Unmet need has turned pharma toward specialty meds. Yet every success reduces unmet need, raising the bar. In this landscape, how do you ensure that a small-audience drug has a compelling value proposition at launch?

Maureen Franco
CEO, partner, Cambridge BioMarketing

We live and breathe small-audience drugs in the rare disease space.  The value proposition is developed one-on-one, with the physician and with the patient. The patient connection is as important as the healthcare team connection. Value is created well beyond the safety and efficacy of the product—it is in every interaction with the patient and MD, live or social. It is superior and differentiated service, from reimbursement support and beyond. It is innovative access programs and the company’s overall commitment to the disease and the space. Every touch point with these customers builds compelling value and differentiates the brand, on a personal level. This is where rare-disease commercialization already lives and where specialty and ultimately primary care are headed.

Ash Kuchel
Global group president, Publicis Healthcare ­Communications Group

As the unmet need reduces due to the success of other niche products in the category, compelling launch communications must be based around three things: credibility of the brand’s unique benefit, customer interaction based on emotion, and targeted communication to set it apart.

Niche drugs do not warrant a broad-market approach, and communications should focus on the emotion behind these often difficult-to-treat categories and the brand’s unique value proposition and benefit.

Efforts should focus on orchestrating simultaneous tactics. These include cost-efficient and targeted methods, an increased need for thought-leader support and endorsement to drive trial uptake and generate experience, and detailed payer and regulatory/ authority support.

Kate Booth
Vice president, strategy, LehmanMillet

The new dynamics demand the development of a multifaceted value proposition from the earliest phases of commercial development.

• Trial design: Designing protocols to ensure endpoints will be clinically relevant and differentiated when the product launches. This includes incorporating HEOR-related and PRO endpoints.

• Scientific rationale: Creating a platform that articulates how a new therapy fulfills an unmet need, then propagating across all channels: publication plan, medical affairs, public relations, and patient communications.
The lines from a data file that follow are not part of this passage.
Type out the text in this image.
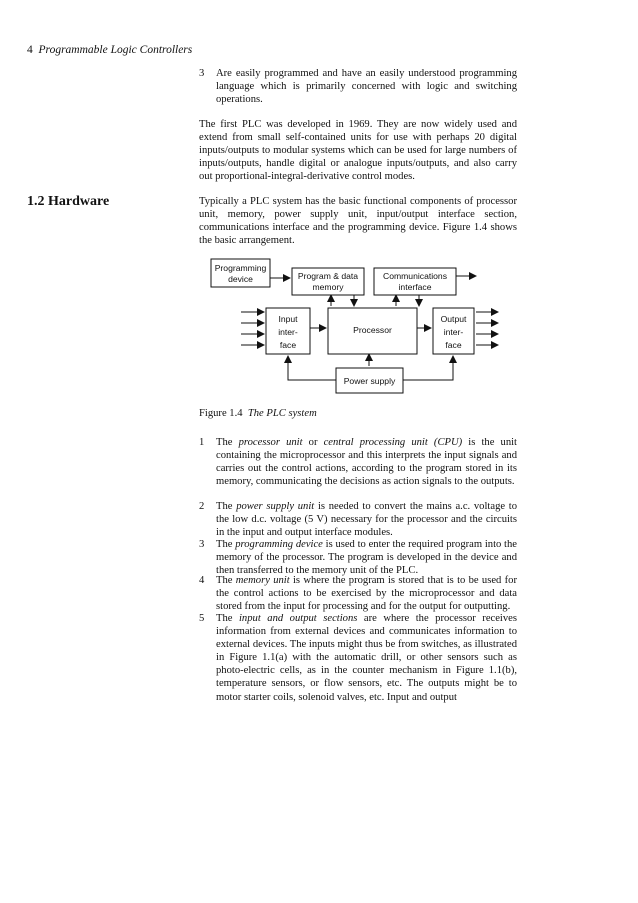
4 Programmable Logic Controllers
3	Are easily programmed and have an easily understood programming language which is primarily concerned with logic and switching operations.
The first PLC was developed in 1969. They are now widely used and extend from small self-contained units for use with perhaps 20 digital inputs/outputs to modular systems which can be used for large numbers of inputs/outputs, handle digital or analogue inputs/outputs, and also carry out proportional-integral-derivative control modes.
1.2 Hardware	Typically a PLC system has the basic functional components of processor unit, memory, power supply unit, input/output interface section, communications interface and the programming device. Figure 1.4 shows the basic arrangement.
Programming
device	Program & data
memory
Communications
interface
Input
inter-
face
Processor
Output
inter-
face
Power supply
Figure 1.4 The PLC system
1	The processor unit or central processing unit (CPU) is the unit containing the microprocessor and this interprets the input signals and carries out the control actions, according to the program stored in its memory, communicating the decisions as action signals to the outputs.
2	The power supply unit is needed to convert the mains a.c. voltage to the low d.c. voltage (5 V) necessary for the processor and the circuits in the input and output interface modules.
3	The programming device is used to enter the required program into the memory of the processor. The program is developed in the device and then transferred to the memory unit of the PLC.
4	The memory unit is where the program is stored that is to be used for the control actions to be exercised by the microprocessor and data stored from the input for processing and for the output for outputting.
5	The input and output sections are where the processor receives information from external devices and communicates information to external devices. The inputs might thus be from switches, as illustrated in Figure 1.1(a) with the automatic drill, or other sensors such as photo-electric cells, as in the counter mechanism in Figure 1.1(b), temperature sensors, or flow sensors, etc. The outputs might be to motor starter coils, solenoid valves, etc. Input and output
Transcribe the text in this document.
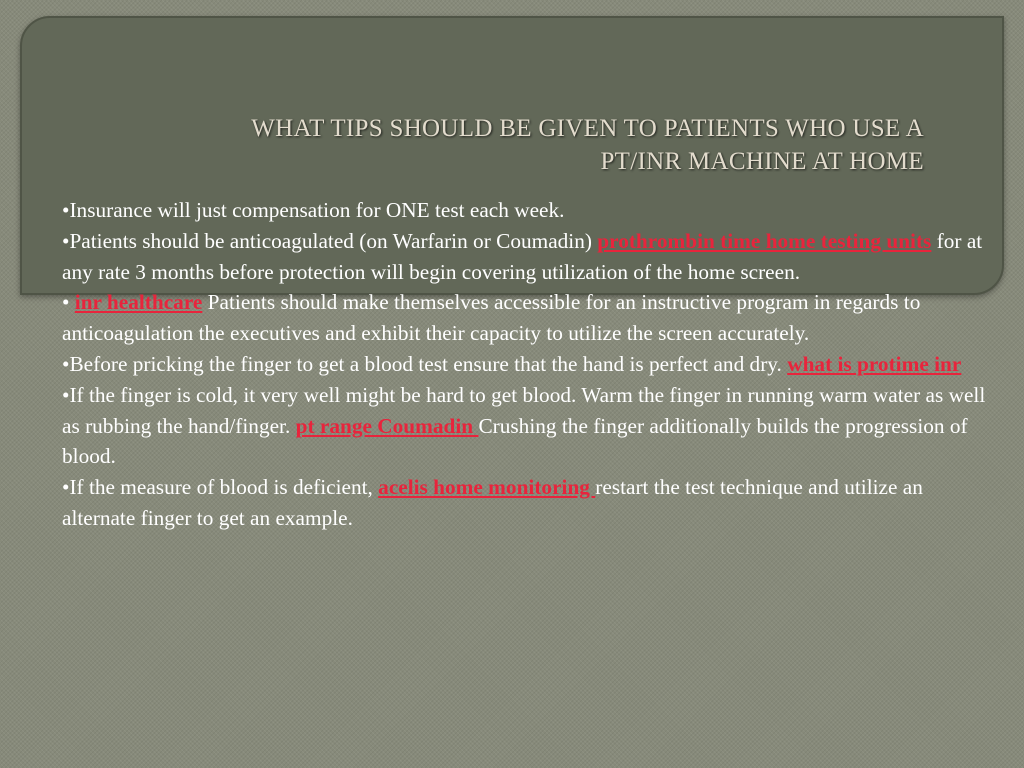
WHAT TIPS SHOULD BE GIVEN TO PATIENTS WHO USE A
PT/INR MACHINE AT HOME

•Insurance will just compensation for ONE test each week.

•Patients should be anticoagulated (on Warfarin or Coumadin) prothrombin time home testing units for at any rate 3 months before protection will begin covering utilization of the home screen.

• inr healthcare Patients should make themselves accessible for an instructive program in regards to anticoagulation the executives and exhibit their capacity to utilize the screen accurately.

•Before pricking the finger to get a blood test ensure that the hand is perfect and dry. what is protime inr

•If the finger is cold, it very well might be hard to get blood. Warm the finger in running warm water as well as rubbing the hand/finger. pt range Coumadin Crushing the finger additionally builds the progression of blood.

•If the measure of blood is deficient, acelis home monitoring restart the test technique and utilize an alternate finger to get an example.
• Patient-centric approach: Engaging with patients, caregivers and advocates, and translating these conversations into meaningful actions: product refinements, access and support programs, and investment in communities.

Christopher Tobias, PhD
EVP, chief scientific officer, director of business development, Dudnyk

Each disease, no matter how rare, often has many unmet needs. The greatest challenge in healthcare marketing is to determine which unmet need is the most motivating. The danger with believing one product can fulfill several unmet needs is that then the product tries to be too many things to too many people. The optimal way to ensure a compelling value proposition is to dive deep into the research to determine what compelling evidence is available, then choose the most motivating reason to embrace the product for patients, and to articulate that idea as the answer to the greatest unmet need.